FIG. 3 is a schematic view showing an exposure apparatus using the optical member of the present invention.

FIG. 4 is a schematic diagram showing an optical system using the optical member of the present invention.

FIG. 5 is a schematic view showing a laser oscillator using the optical member of the present invention.

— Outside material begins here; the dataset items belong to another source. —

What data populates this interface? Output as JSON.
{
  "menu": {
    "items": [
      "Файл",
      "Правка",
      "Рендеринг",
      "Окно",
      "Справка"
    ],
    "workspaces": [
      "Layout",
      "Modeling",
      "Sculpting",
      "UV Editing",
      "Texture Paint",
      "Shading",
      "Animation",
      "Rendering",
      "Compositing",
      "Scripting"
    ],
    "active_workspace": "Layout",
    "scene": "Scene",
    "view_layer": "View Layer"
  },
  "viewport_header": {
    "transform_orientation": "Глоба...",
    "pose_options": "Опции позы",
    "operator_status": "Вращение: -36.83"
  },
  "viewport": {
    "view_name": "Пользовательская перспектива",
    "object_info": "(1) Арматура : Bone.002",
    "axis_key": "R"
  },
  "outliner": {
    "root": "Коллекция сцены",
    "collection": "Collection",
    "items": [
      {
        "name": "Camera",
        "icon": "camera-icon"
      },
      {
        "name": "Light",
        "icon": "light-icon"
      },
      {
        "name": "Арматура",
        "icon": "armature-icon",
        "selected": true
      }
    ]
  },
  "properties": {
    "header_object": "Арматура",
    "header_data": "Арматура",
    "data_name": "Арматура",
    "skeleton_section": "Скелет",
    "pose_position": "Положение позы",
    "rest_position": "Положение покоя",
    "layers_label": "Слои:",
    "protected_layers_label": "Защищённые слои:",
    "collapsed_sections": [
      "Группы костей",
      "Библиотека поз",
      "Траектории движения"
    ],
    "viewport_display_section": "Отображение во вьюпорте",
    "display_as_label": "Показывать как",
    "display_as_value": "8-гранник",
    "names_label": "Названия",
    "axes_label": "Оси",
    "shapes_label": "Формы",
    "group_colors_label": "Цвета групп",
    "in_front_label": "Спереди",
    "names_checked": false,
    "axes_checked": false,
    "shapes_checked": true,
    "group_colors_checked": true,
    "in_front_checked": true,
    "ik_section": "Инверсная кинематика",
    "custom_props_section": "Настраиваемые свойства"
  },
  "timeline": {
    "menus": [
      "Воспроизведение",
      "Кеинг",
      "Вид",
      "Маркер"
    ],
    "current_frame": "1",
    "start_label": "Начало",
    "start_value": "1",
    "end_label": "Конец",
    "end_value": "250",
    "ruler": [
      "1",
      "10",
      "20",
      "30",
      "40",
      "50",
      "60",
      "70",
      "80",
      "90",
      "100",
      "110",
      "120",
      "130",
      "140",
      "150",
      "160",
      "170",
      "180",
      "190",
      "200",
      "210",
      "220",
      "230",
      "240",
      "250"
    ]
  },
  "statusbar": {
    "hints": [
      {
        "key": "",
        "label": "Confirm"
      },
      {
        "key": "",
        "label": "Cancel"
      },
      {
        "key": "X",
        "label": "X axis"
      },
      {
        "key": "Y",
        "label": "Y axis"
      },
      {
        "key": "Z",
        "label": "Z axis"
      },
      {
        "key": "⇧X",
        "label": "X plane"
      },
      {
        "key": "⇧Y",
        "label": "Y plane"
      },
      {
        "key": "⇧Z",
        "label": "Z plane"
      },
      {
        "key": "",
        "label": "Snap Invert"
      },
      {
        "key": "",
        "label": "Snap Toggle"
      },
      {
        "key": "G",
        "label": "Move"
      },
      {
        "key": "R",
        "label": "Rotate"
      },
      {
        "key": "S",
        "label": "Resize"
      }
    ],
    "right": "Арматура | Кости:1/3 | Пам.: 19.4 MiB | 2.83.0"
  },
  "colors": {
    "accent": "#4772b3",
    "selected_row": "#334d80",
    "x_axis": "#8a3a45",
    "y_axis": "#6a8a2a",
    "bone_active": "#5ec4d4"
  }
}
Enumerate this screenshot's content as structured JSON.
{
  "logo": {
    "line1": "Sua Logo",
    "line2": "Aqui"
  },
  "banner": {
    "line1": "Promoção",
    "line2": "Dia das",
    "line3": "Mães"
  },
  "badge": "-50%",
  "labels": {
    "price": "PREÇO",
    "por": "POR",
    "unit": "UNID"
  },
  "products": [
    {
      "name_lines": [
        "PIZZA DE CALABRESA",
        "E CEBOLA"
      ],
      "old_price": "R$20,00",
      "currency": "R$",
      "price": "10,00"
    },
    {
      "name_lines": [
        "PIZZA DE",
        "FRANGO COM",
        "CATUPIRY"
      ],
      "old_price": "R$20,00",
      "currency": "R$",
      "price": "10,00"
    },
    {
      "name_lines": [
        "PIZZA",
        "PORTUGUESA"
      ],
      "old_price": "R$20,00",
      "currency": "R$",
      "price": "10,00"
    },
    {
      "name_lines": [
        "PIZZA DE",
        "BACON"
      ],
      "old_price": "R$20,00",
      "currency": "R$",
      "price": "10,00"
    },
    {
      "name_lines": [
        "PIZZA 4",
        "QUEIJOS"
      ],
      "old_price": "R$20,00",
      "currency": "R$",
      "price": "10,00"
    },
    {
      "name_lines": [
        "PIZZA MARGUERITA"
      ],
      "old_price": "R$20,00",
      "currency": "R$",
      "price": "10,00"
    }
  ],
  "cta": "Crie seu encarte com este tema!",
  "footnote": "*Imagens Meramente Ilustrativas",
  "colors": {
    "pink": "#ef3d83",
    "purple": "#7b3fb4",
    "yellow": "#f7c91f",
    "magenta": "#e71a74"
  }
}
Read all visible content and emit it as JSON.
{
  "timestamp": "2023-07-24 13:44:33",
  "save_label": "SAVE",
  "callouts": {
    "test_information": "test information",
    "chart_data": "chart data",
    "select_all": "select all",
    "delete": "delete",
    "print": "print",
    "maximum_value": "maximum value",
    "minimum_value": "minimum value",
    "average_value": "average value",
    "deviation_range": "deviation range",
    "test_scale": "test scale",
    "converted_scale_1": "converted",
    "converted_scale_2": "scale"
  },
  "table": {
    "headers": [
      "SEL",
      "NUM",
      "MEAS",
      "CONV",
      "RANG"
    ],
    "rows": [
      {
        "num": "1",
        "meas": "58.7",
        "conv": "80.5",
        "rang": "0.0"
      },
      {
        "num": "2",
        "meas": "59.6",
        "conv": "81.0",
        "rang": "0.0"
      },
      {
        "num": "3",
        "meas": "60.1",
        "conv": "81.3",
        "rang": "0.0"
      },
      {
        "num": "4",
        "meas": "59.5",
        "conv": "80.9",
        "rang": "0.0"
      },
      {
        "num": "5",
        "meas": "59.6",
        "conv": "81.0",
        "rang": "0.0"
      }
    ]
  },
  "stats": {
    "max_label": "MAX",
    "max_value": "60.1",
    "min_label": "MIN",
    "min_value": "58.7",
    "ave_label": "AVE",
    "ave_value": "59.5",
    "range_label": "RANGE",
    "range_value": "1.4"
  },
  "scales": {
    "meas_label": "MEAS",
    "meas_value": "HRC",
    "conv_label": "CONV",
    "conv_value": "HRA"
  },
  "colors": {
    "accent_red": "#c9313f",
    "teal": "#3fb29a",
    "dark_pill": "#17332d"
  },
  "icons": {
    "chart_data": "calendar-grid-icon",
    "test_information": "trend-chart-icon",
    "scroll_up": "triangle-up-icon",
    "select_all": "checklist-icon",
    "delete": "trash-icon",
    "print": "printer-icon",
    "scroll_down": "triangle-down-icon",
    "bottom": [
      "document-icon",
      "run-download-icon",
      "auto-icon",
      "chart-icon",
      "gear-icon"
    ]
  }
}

FIG. 6 is a view showing an optical member having a general shape according to the present invention.

[Explanation of symbols]

 201: Evaporation apparatus 202: Vacuum tank 203: Substrate heater 204: Optical member 205: Fluoride crystal 206: Evaporation source 321: Illumination light source 322: Exposure mechanism 323: Illumination light source 324: Mirror 325: Concave lens 326: Convex lens 327 : Mirror 328: Optical integrator 329: Mirror 330: Condenser lens 331: Reticle 331a: Reticle holder 332: Projection optical system 333: Wafer 334: XY stage 335: Surface plate of exposure apparatus 336: Alignment means L1 to L11: Lens 501: Window material 581: Reflecting mirror 582: Stop hole 583: Plasma tube 584: Prism 585: Etalon 601: Optical member 602: Plane 603: Plane

 ────────────────────────────────────────────────── ─── Continuing on the front page (72) Inventor Isao Matsumura 7-5-16 Shirayama, Toride-shi, Ibaraki F-Term in Optron Co., Ltd. (Reference) 2K009 AA00 CC06 DD03 4G077 AA02 BA07 BE02 HA01

Claims (9)

[Claims] 1. The formula: KMF ₃ (where M is Ca, Mg
Alternatively, each is independently selected from Sr. An optical member for a vacuum ultraviolet region comprising a crystal represented by the formula: 2. The optical member for a vacuum ultraviolet region according to claim 1, wherein the crystal is an undoped crystal. 3. An achromatic optical system comprising the optical member for vacuum ultraviolet region according to claim 1. 4. The optical member for a vacuum ultraviolet region according to claim 1, wherein the optical member for a vacuum ultraviolet region is a lens, a prism, a half mirror, or a window material. 5. A laser oscillator comprising the optical member for vacuum ultraviolet region according to claim 1 as a window material. 6. The laser oscillator according to claim 5, wherein the laser oscillator is an ArF excimer laser oscillator or an F ₂ excimer laser oscillator. 7. An exposure apparatus comprising the laser oscillator according to claim 5 and an optical system. 8. An exposure apparatus comprising an optical system having the optical member for vacuum ultraviolet region according to claim 1, a laser oscillator, and holding means for holding a work. 9. The formula: KMF ₃ (where M is Ca, Mg
Alternatively, each is independently selected from Sr. A coating material consisting of crystals represented by).